TOWSON, Md. (WJZ) — Baltimore County parks like Oregon Ridge have been approved for deer removal, though the word “hunting” is nowhere in the paperwork.
Alex DeMetrick reports something different will be tried, even though the end result is still a bullet.
Managed deer hunts, like the ones at Loch Raven Reservoir, have relied in large measure on the arrows and bullets of recreational hunters. That has not set well with many nearby homeowners.
“It’s horrible. We had deer on the side of Dulaney Valley Road that aren’t dead,” said Enid Feinberg.
But at county parks like Oregon Ridge, too many deer are devouring too much foliage.
“They are hearty eaters and they are destroying [forests],” said Shannon Davis.
That put the Baltimore County Council in the middle. To hunt or not to hunt?
“We don’t want it to be a managed hunt, so to speak,” said County Councilman Tom Quirk.

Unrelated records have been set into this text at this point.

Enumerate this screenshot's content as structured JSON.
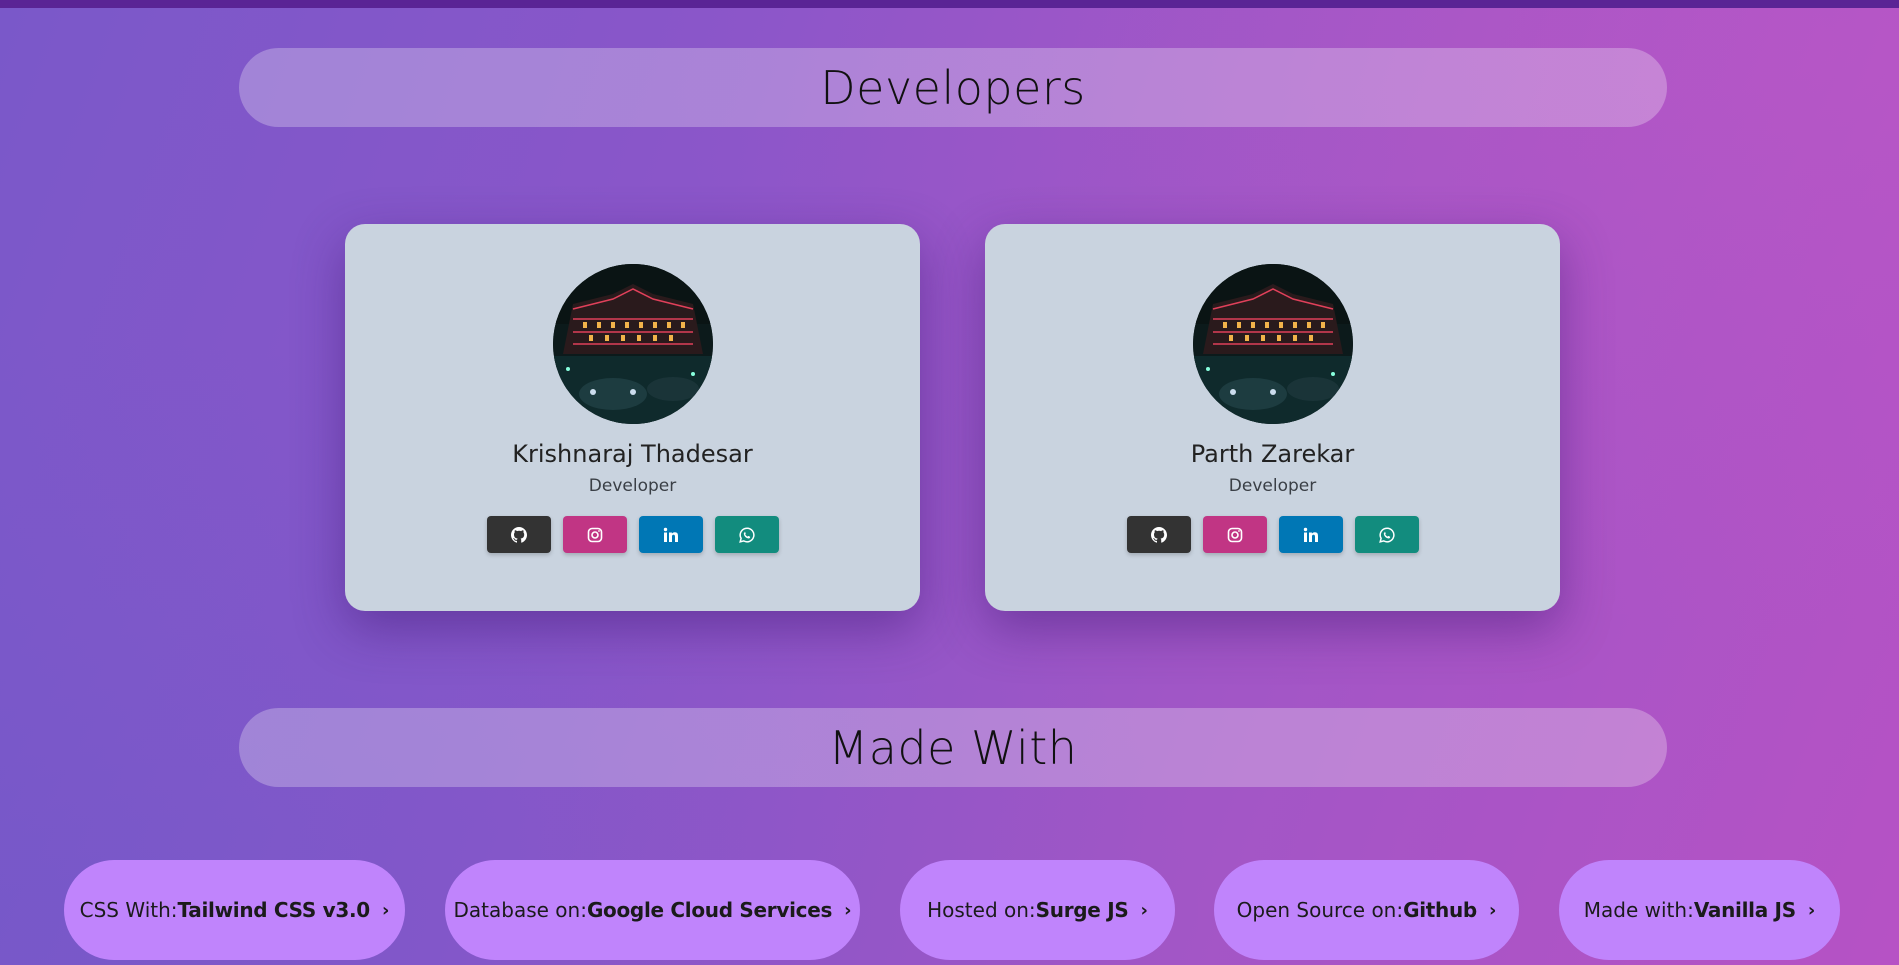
{
  "sections": {
    "developers_title": "Developers",
    "made_with_title": "Made With"
  },
  "developers": [
    {
      "name": "Krishnaraj Thadesar",
      "role": "Developer",
      "socials": [
        {
          "icon": "github-icon",
          "color": "#333333"
        },
        {
          "icon": "instagram-icon",
          "color": "#c13584"
        },
        {
          "icon": "linkedin-icon",
          "color": "#0077b5"
        },
        {
          "icon": "whatsapp-icon",
          "color": "#128c7e"
        }
      ]
    },
    {
      "name": "Parth Zarekar",
      "role": "Developer",
      "socials": [
        {
          "icon": "github-icon",
          "color": "#333333"
        },
        {
          "icon": "instagram-icon",
          "color": "#c13584"
        },
        {
          "icon": "linkedin-icon",
          "color": "#0077b5"
        },
        {
          "icon": "whatsapp-icon",
          "color": "#128c7e"
        }
      ]
    }
  ],
  "made_with": [
    {
      "label": "CSS With:",
      "value": "Tailwind CSS v3.0",
      "chevron": "›"
    },
    {
      "label": "Database on:",
      "value": "Google Cloud Services",
      "chevron": "›"
    },
    {
      "label": "Hosted on:",
      "value": "Surge JS",
      "chevron": "›"
    },
    {
      "label": "Open Source on:",
      "value": "Github",
      "chevron": "›"
    },
    {
      "label": "Made with:",
      "value": "Vanilla JS",
      "chevron": "›"
    }
  ],
  "colors": {
    "top_bar": "#5a2495",
    "card_bg": "#c9d3df",
    "pill_bg": "#c084fc"
  }
}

For activists like Feinberg, there is a more humane way. This past winter, she helped support the spaying and release of 32 wild deer. It’s a practice deer cooperator programs can do.
“We want an ongoing dialogue about alternatives,” Councilman David Marks said.
But a bullet is still cheaper than a vet hired to sterilize a deer.
It’s not likely park visitors will see much. In the interest of safety, the law that doesn’t call deer killing “hunting” and it will be done at night.
Even though the county is choosing to use private contractors for deer removal in its parks, the state Department of Natural Resources will set the rules and standards.